13 March 2011


I firmly believe that if my personality differed slightly, my academic interests would be completely different. I am a humanities major, which entails an interdisciplinary study of culture. Culture isn’t just what people produce (art, literature, music, architecture, etc.), but the way of life that makes the production possible. While it sounds daunting, I think it fits me. First and foremost, if I didn’t like to read and write as much as I do, then I would be screwed. Or a science major. But, as a result of studying culture, a strange phenomenon has occurred.

My major has turned everyone, including myself, into experiments.

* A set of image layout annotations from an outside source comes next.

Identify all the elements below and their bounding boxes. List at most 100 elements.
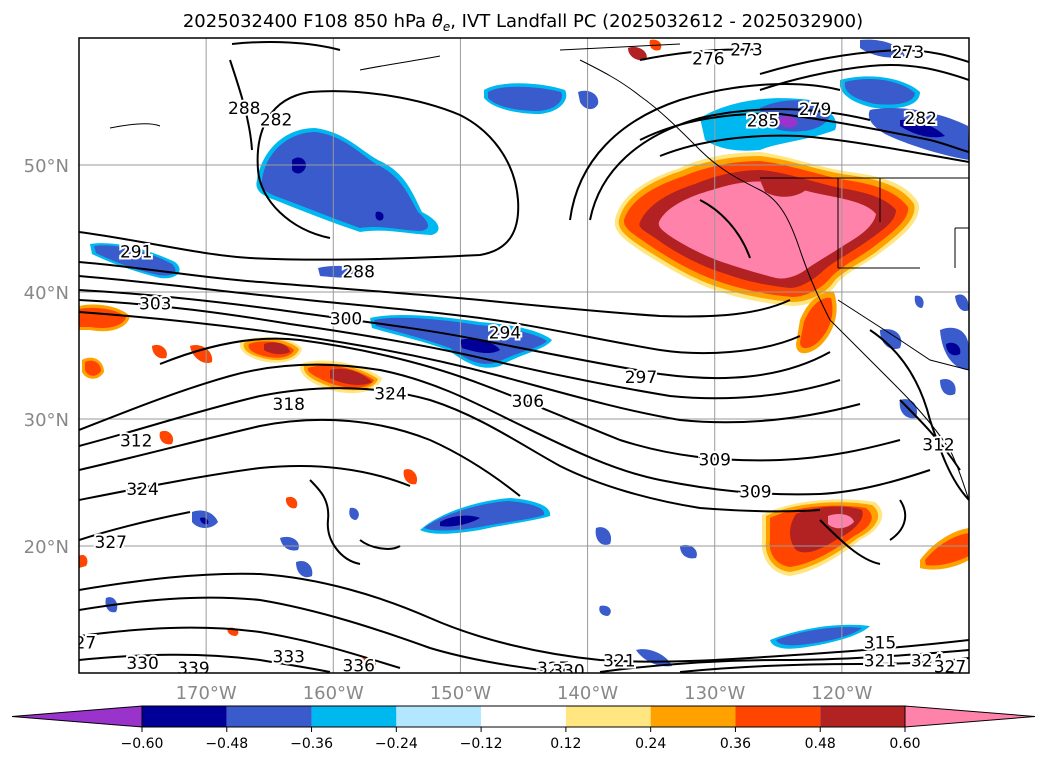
anomaly-blob (152, 344, 167, 359)
contour-line (889, 499, 907, 541)
anomaly-blob (900, 119, 945, 138)
anomaly-blob (349, 507, 359, 520)
map-gridlines (79, 38, 969, 673)
anomaly-blob (946, 342, 961, 356)
latitude-tick-label: 20°N (24, 537, 69, 558)
anomaly-blob (800, 297, 833, 349)
contour-line (79, 261, 791, 318)
anomaly-blob (285, 496, 298, 509)
theta-e-contours (79, 41, 969, 673)
contour-label: 303 (139, 294, 171, 314)
coastline (109, 123, 161, 129)
contour-line (231, 41, 341, 51)
anomaly-blob (375, 211, 384, 221)
contour-line (869, 329, 969, 501)
anomaly-blob (955, 294, 969, 312)
anomaly-blob (760, 175, 810, 197)
longitude-tick-label: 140°W (557, 683, 618, 704)
colorbar-tick-label: 0.60 (889, 736, 920, 752)
anomaly-blob (778, 116, 798, 128)
coastline (579, 59, 969, 501)
colorbar-segment (565, 706, 651, 727)
contour-line (699, 199, 751, 259)
contour-label: 327 (934, 658, 966, 678)
contour-line (79, 275, 801, 355)
anomaly-blob (595, 527, 612, 545)
coastline (359, 55, 441, 71)
anomaly-blob (680, 544, 697, 559)
contour-line (79, 311, 861, 424)
anomaly-blob (261, 132, 428, 231)
contour-label: 306 (512, 392, 544, 412)
colorbar-extend-high (904, 705, 1036, 728)
longitude-tick-label: 120°W (811, 683, 872, 704)
colorbar-segment (820, 706, 905, 727)
anomaly-blob (880, 329, 902, 350)
colorbar-frame (141, 705, 906, 728)
contour-line (589, 108, 871, 221)
contour-label: 309 (698, 451, 730, 471)
figure-title: 2025032400 F108 850 hPa θe, IVT Landfall… (183, 11, 863, 34)
anomaly-blob (296, 560, 313, 578)
anomaly-blob (330, 368, 372, 385)
contour-line (819, 519, 881, 565)
contour-label: 294 (489, 324, 521, 344)
latitude-tick-label: 50°N (24, 156, 69, 177)
contour-label: 282 (904, 109, 936, 129)
anomaly-blob (280, 536, 299, 551)
colorbar-segment (481, 706, 566, 727)
colorbar-segment (226, 706, 312, 727)
map-frame (78, 37, 970, 674)
colorbar-tick-label: 0.24 (635, 736, 666, 752)
anomaly-blob (292, 157, 306, 174)
contour-line (639, 112, 969, 153)
contour-label: 309 (739, 482, 771, 502)
colorbar-segment (311, 706, 397, 727)
contour-label: 324 (911, 651, 943, 671)
colorbar-tick-label: 0.48 (805, 736, 836, 752)
anomaly-blob (460, 338, 500, 354)
contour-line (79, 572, 969, 663)
contour-line (79, 465, 411, 501)
anomaly-blob (925, 533, 969, 566)
colorbar-segment (396, 706, 482, 727)
anomaly-blob (85, 360, 101, 376)
contour-label: 297 (625, 368, 657, 388)
longitude-tick-labels: 170°W 160°W 150°W 140°W 130°W 120°W (176, 683, 873, 704)
contour-label: 282 (260, 110, 292, 130)
colorbar-segment (650, 706, 736, 727)
anomaly-blob (940, 378, 956, 396)
contour-line (79, 387, 821, 513)
contour-label: 273 (892, 43, 924, 63)
contour-label: 300 (330, 310, 362, 330)
contour-label: 288 (228, 99, 260, 119)
contour-line (759, 63, 969, 91)
contour-label: 336 (342, 656, 374, 676)
anomaly-blob (628, 46, 647, 61)
contour-label: 279 (799, 100, 831, 120)
contour-line (159, 337, 901, 462)
contour-label: 321 (603, 651, 635, 671)
contour-line (679, 657, 969, 673)
contour-line (79, 299, 841, 400)
contour-line (229, 59, 253, 151)
longitude-tick-label: 130°W (684, 683, 745, 704)
longitude-tick-label: 170°W (176, 683, 237, 704)
contour-label: 327 (537, 659, 569, 679)
anomaly-blob (488, 86, 562, 111)
latitude-tick-label: 40°N (24, 283, 69, 304)
contour-line (569, 83, 841, 221)
anomaly-blob (860, 39, 905, 58)
anomaly-blob (264, 342, 290, 355)
contour-line (79, 596, 561, 673)
colorbar-segment (142, 706, 227, 727)
anomaly-blob (318, 265, 375, 278)
colorbar-tick-label: −0.60 (121, 736, 164, 752)
anomaly-blob (845, 79, 915, 105)
contour-line (309, 479, 361, 565)
contour-label: 339 (177, 659, 209, 679)
contour-line (79, 363, 931, 496)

I can’t help it, but I find myself analyzing conversations before I can stop myself. Sometimes, when talking to my friends, I take an awkward amount of time to respond because I am testing ways in which I could steer the conversation in my head and what those different paths could potentially tell me. Reality TV has become a nightmare, and not in the way that most people mean it. For me, Jersey Shore overloads my processing capabilities to the point where I often find myself reaching for a pen and notebook so I can take notes.

But, the worst part of my studies being inextricably linked to my life lies in my self-analysis. I am my most available subject, and a willing victim.

One trait of mine that has been honed in my academic pursuits is my tendency to draw connections between seemingly unrelated things. While finding connections can be endlessly entertaining, I have found that looking at the contradictions can often provide even more telling information.

I am by no means faint of heart. I watch horror movies on a regular basis and often find myself laughing at the gratuitous gore and horrible production quality. When I was four, my inner thigh somehow got caught in a bike chain and was bleeding everywhere and I had the presence of mind to clean and bandage myself.

I have a sick fascination with abomination. Over winter break I had knee surgery. While the bandages were still on, the anticipation of removing them was killing me. I was so curious to see how it looked, felt, and even smelled. I became fixated on my knee, counting down the days until my doctor’s appointment. When they were finally removed, I could not stop poking the stitches, noting how a light tap made my entire knee tingle. I studied the way in which my skin accommodated the new scar tissue when my leg was straightened or bent. Plus, the incision was such a strange color. A combination of yellow, brown, and purple that I had never seen in nature. It was so awesome, but of course I couldn’t tell anyone how amazing I thought it was. I know that people think I’m morbid enough as it is.

With that said, I am not a woman without contradictions. While typically scary things do not faze me, I am frightened by insignificant scares. When I am engrossed in my reading (or playing Tetris), the world around me melts away. When a reminder that the outside world still exists, like the sound of my phone buzzing upon receiving a text message, I can’t help but let out a tiny scream. Obviously, I try to muffle it, even if no one else is around, but a scream escapes nonetheless.

No matter how hard I try, the toaster will always get the best of me. There is an indicator on the knob that says how much time is left. I stand, staring, in front of the toaster, fully aware that the appliance will ding within the next ten seconds. I can see the timer count down. I know exactly what’s going to happen. Doesn’t matter. I jump every time, without fail.

So, from an academic standpoint, what does this incongruity tell me? It tells me that I would probably survive a zombie apocalypse. I would be that badass that wouldn’t be afraid to shoot a few heads off or run around with a machete. But if someone so much as sneezed behind me, I would probably pass out. Or shoot myself in the foot.